Jacob de Jager (1923 – )
August 13, 2007
August 10, 2007
A conversation with my little brother just now has made me photo-hungry for family. So just for fun I am posting this one: Mom and I were playing around with my Mac while out running errands. Returning home, I showed our photo booth shots to the boy, at which point Alex teased us for looking like a “girl band.” The boys and I then decided to play off on that theme and make our best “boy/girl band” faces. This is the end result of the combination of the the two . . . the J**jan Clan Band? :-)
August 8, 2007
It is a strange pleasure, an exquisite ordinary-ness, to have a “normal” day job.
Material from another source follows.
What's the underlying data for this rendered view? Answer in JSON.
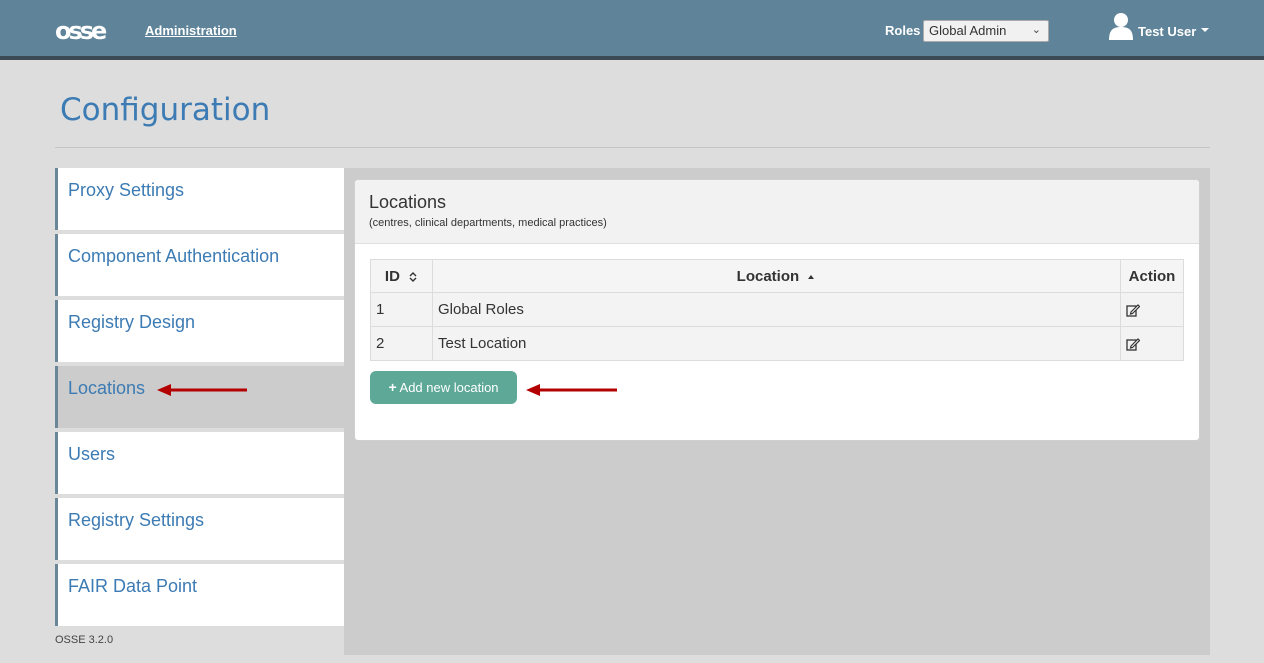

The simple routine of going into the office each day, of earning a small but consistent paycheck, of having an office . . . it is all so much more than just a simple joy. I am finding the greatest of pleasures in the most unexpected places, in activities I used to regard as utterly, undesirably humdrum: organizing my rolodex, filing paperwork in its proper alphabetical order, signing and dating paperwork.
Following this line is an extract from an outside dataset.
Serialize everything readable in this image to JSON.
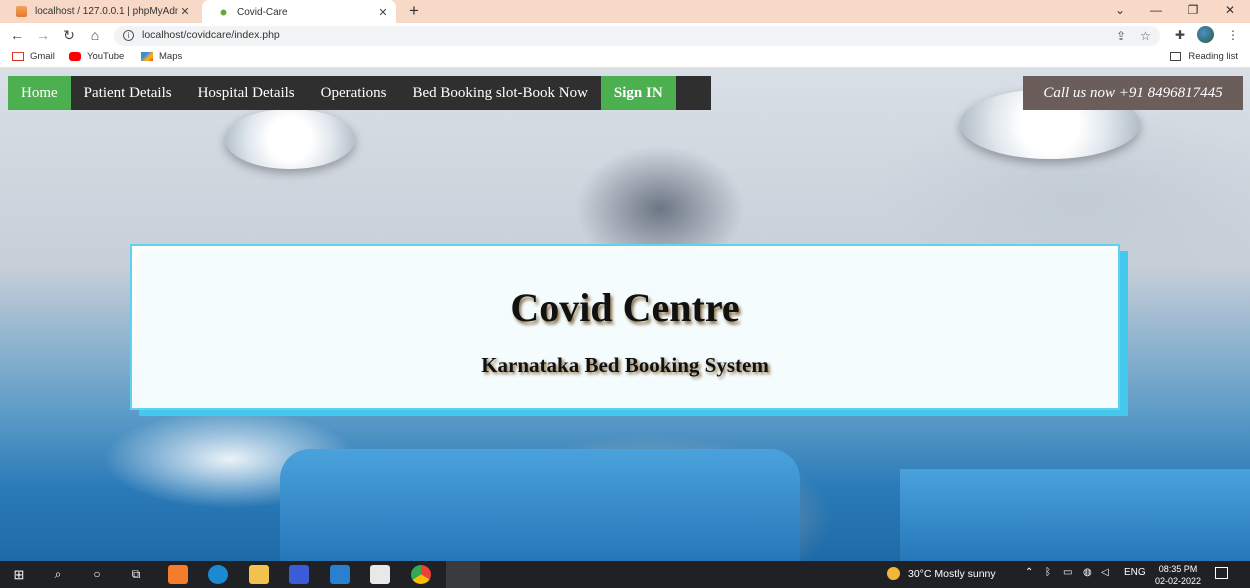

But the greatest pleasure is that of listening to the residents. I get to have the “job” of letting them tell me their stories. “How did you get the first name “Lloyd?” I asked Miss Marguerite. Once I had shouted loudly enough into her ear for my voice to be audible [to her 92-year-old ears that don’t work quite so well anymore], her face lit up with a wide grin, Well, my Daddy named me. See his first sweetheart was named Marguerite Lloyd. So when my Mama had me, he decided to name me after her—I guess he figured if he switched the name around my Mama wouldn’t get a bee in her bonnet about it. So here I am now: Lloyd Marguerite!
August 4, 2007
I was struck today by the difficulties of working with the Burundi refugees . . . the newness is wearing off a bit—the “honeymoon” period, if you will. So now I am getting more concerned about the hugeness of the task of teaching them—and the hugeness of the problems they will face in general as they try to acclimate to life here. There is so much that needs to be done before they can live independently and I worry about the logistics of it all. How will the children get registered in school in a couple of weeks now? Who will help them with all the practical matters entailed in moving into their temporary government housing? How will the children get used to school life here when they don’t even understand English yet? . . .
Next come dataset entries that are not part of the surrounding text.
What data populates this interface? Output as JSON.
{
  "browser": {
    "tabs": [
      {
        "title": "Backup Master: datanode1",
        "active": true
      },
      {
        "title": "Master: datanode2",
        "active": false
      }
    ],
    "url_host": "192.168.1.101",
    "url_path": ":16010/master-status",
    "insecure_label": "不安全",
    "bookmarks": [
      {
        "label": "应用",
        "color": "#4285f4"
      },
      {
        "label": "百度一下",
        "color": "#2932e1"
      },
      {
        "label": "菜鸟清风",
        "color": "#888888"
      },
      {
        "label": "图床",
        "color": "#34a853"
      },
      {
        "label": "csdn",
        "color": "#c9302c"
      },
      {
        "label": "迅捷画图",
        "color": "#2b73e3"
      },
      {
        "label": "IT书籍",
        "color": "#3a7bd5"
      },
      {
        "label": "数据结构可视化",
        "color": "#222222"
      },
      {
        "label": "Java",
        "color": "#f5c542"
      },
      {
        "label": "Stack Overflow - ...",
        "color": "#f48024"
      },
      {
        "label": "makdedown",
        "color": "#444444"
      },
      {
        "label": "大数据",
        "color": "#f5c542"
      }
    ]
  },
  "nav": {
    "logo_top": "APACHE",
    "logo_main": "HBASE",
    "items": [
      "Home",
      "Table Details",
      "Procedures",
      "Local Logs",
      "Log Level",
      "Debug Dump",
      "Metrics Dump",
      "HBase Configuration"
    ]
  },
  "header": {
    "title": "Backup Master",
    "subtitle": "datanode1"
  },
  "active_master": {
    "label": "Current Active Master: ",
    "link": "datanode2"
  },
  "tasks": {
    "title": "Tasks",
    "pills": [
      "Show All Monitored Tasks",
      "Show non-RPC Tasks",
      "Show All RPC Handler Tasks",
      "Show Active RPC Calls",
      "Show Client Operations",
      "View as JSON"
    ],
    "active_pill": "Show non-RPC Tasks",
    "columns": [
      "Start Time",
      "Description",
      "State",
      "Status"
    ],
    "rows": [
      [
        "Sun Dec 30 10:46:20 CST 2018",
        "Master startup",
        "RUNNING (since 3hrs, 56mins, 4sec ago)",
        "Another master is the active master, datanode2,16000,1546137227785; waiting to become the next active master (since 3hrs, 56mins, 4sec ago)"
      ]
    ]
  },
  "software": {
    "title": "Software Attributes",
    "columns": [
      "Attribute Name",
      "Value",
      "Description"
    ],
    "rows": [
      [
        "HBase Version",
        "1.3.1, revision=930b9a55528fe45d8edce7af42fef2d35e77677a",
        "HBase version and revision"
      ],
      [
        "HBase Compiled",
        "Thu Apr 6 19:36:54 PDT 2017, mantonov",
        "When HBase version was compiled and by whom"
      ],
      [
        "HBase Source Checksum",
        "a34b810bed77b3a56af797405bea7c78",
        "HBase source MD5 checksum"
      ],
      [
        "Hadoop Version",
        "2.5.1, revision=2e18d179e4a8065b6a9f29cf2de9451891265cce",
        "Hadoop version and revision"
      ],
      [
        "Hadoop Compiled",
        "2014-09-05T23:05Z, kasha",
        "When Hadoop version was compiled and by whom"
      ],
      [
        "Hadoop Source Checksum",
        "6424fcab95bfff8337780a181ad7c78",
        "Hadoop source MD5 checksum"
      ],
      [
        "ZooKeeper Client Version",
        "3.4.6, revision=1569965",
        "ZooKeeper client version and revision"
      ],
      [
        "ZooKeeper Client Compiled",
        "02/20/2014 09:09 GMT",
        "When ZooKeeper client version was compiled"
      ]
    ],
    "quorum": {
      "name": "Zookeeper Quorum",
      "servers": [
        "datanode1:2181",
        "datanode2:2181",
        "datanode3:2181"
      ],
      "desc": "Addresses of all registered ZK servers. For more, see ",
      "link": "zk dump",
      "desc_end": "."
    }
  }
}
My head starts to spin just trying to figure out what needs to be done, never mind figuring out how to do it! But of course it is not up to me. And Lord knows we would be in a sorry state if it were! Thankfully there are people much more suited to figuring out logistics and, well, just “taking care of business,” than I will ever be!
Anyhow, telling of the past few days of lessons are the phrases that have become my most useful Swahili words of late: Wacha hio, Sikisa hapa, and Hapana. Loosely translated, that would be “Don’t touch that,” [for when they get overly zealous about starting the tape player again that we use for ngoma, or “drum and dance”], “Listen to me!” [this one needs no explanation, I expect], and “No” [i.e. no, don’t climb in my car and lay on the horn today—that was a rather noisy ordeal yesterday!].
So we stumble along each day. We figure things out as we go, making plenty of mistakes, laughing at mistaken translations, getting frustrated when we can’t understand each other . . . and, by grace, perhaps we make some learning progress along the way.